The natural history of drift seed is quite interesting. Many of these drift seed are from woody Lianas (aka monkey vines), mostly belonging to the legume family, originating in the rain forests of the Amazonas and Orinoco basins and reaching the Atlantic Ocean by river. They often float for years riding the ocean currents until they get washed up onto often distant shores - as far as Ireland and even Scandinavia. Even after these long voyages they look startling beautiful and most of the hard-coated sea-beans are viable after many years in the sea. We started a germination experiment and -amazingly- got most species to germinate. The trick is to drill holes through the hard seed coat. We planted them in the back garden of our property at larger trees. They hopefully will grow well and can tolerate the salt in the air. In case you come to visit us at Casa del Cielo de la Estrellas you might be able to inspect our own monkey vines that bear fruits. The Sea Heart pod is the longest plant fruit known- they are 1-2 m long! The Mary’s bean vine is a morning glory with beautiful large yellow flowers. We do have already a Nicker-Nut vine growing. It sprung up after Hurricane Dean and is covering one of our Sea Grapes (Uva del Mar) with an impenetrable thicket of thorny vines.

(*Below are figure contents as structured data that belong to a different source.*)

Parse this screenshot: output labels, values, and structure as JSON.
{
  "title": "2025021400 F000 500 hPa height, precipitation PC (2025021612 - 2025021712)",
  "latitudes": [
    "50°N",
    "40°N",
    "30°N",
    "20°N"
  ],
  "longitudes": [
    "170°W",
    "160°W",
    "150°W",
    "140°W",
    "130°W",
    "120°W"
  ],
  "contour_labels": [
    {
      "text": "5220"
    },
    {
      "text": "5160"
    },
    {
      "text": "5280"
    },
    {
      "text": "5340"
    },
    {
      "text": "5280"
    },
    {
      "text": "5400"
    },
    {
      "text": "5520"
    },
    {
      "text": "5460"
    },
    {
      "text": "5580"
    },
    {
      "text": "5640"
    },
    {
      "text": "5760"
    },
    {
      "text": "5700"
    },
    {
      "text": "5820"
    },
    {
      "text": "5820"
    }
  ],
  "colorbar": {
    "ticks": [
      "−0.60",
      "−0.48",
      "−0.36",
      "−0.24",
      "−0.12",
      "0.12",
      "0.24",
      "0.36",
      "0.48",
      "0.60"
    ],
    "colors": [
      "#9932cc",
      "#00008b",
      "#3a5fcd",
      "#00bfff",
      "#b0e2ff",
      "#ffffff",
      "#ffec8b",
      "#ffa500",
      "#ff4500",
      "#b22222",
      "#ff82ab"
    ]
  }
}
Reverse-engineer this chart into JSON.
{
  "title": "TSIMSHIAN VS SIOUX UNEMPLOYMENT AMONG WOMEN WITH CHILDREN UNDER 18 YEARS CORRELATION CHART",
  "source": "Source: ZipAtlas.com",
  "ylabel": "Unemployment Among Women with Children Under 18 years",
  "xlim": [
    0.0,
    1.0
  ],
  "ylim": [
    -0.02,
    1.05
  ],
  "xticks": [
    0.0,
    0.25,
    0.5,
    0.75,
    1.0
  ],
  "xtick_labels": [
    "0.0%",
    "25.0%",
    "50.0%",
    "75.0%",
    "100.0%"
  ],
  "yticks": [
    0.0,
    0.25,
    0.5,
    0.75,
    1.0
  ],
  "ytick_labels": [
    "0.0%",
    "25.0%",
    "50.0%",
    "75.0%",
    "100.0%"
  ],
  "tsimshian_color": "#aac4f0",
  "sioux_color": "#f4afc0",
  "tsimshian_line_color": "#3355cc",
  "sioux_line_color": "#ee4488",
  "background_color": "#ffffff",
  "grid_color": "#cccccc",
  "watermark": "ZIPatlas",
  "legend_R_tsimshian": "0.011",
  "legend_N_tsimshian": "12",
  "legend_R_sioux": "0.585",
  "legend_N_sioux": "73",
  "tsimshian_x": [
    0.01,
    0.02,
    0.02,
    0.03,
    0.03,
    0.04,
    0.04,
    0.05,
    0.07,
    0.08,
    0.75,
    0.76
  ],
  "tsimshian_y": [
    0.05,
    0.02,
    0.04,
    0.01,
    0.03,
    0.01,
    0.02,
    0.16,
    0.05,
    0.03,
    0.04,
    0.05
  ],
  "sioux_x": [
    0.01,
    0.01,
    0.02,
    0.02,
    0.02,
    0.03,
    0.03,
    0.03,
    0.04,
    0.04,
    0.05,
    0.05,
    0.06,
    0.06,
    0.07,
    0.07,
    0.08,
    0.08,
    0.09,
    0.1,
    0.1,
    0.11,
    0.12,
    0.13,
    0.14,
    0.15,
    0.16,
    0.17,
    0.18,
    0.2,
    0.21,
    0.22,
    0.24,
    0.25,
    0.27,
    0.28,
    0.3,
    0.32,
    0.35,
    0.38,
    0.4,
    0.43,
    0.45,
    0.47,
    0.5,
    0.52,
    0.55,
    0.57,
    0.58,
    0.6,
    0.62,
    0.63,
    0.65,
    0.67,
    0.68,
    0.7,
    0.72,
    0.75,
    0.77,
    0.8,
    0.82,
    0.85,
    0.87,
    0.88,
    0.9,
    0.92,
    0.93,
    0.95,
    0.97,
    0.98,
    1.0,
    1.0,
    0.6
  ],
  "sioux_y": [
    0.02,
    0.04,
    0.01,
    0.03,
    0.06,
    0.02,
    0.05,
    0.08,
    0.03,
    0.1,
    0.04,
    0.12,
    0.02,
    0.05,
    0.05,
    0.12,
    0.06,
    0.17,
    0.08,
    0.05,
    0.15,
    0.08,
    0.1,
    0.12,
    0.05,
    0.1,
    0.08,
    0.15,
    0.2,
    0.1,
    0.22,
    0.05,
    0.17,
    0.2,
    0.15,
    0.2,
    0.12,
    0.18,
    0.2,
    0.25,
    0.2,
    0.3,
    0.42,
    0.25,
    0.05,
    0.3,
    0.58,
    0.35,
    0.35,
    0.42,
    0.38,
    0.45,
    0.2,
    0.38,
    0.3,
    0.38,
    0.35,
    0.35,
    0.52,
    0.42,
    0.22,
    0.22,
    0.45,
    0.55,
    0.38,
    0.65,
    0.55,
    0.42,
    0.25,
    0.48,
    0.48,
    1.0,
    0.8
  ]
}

Much harder than finding sea-beans is collecting marine shells. Best spots for this activity are rocky shore lines and there are only few such places along the Costa Maya coast. Queen conch populations- once inhabiting the sea grass flats of our coast by the millions have dramatically plummeted in recent years and so have declined the number of shells of this species that you could find on the beaches. However the shells of many smaller gastropods like cowries and West-Indian Top Shells can be collected abundantly  at Punta Herradura, which is located about 15 km south of our property.

Another fascinating observation you potentially can make, while looking for drift good treasures, is finding turtle nest on the undeveloped beaches south of Mahahual.

The so called wrack line of Costa Maya beaches is full with Sea-Beans and other drift good treasures.

Sea Bean Harvest: We found more than 1000 hard-coated drift seed while conducting 8 collection trips to beaches south of Mahahual.